Una vez consumada la victoria de Argentina en Boston, con los protagonistas aún dentro del campo de disputa celebrando el boleto a playoffs y barriendo a un rival que asomaba como el más duro del inicio, irrumpió una enfermera en el césped para llevarse de la mano a Diego Maradona.
Sue Carpenter, una rubia de tez algo pálida y con cierta mueca de sonrisa en su rostro por todos los flashes que apuntaban hacia ella, quedaba inmortalizada como la persona que entregó al Diego a un control antidóping que le cortó las piernas.
El sorteo para el chequeo habitual se había realizado durante el entretiempo y las bolillas que salieron fueron las de Sergio Vázquez y la del capitán de la Albiceleste.

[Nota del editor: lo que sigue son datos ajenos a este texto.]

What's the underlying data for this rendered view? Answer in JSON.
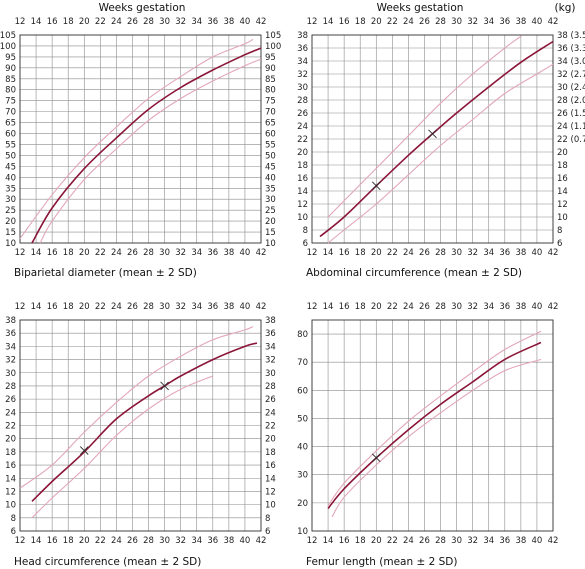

Hasta ese momento todo era risas para el muchacho de Villa Fiorito.
El ex Napoli hizo el examen de rutina pero el desenlace ya estaba escrito. Al día siguiente, Julio Grondona ya estaba al tanto del dóping positivo y cinco días más tarde la FIFA expulsó al emblemático jugador con pasado en Sevilla de la Copa del Mundo.
«Me cortaron las piernas» fue una frase que Maradona utilizó poco tiempo después de aquella victoria por 2 a 1 ante Nigeria donde brilló incluso con una asistencia épica e inolvidable a Caniggia. Sin imaginarlo, a esa Selección Argentina también le estaban cortando las alas.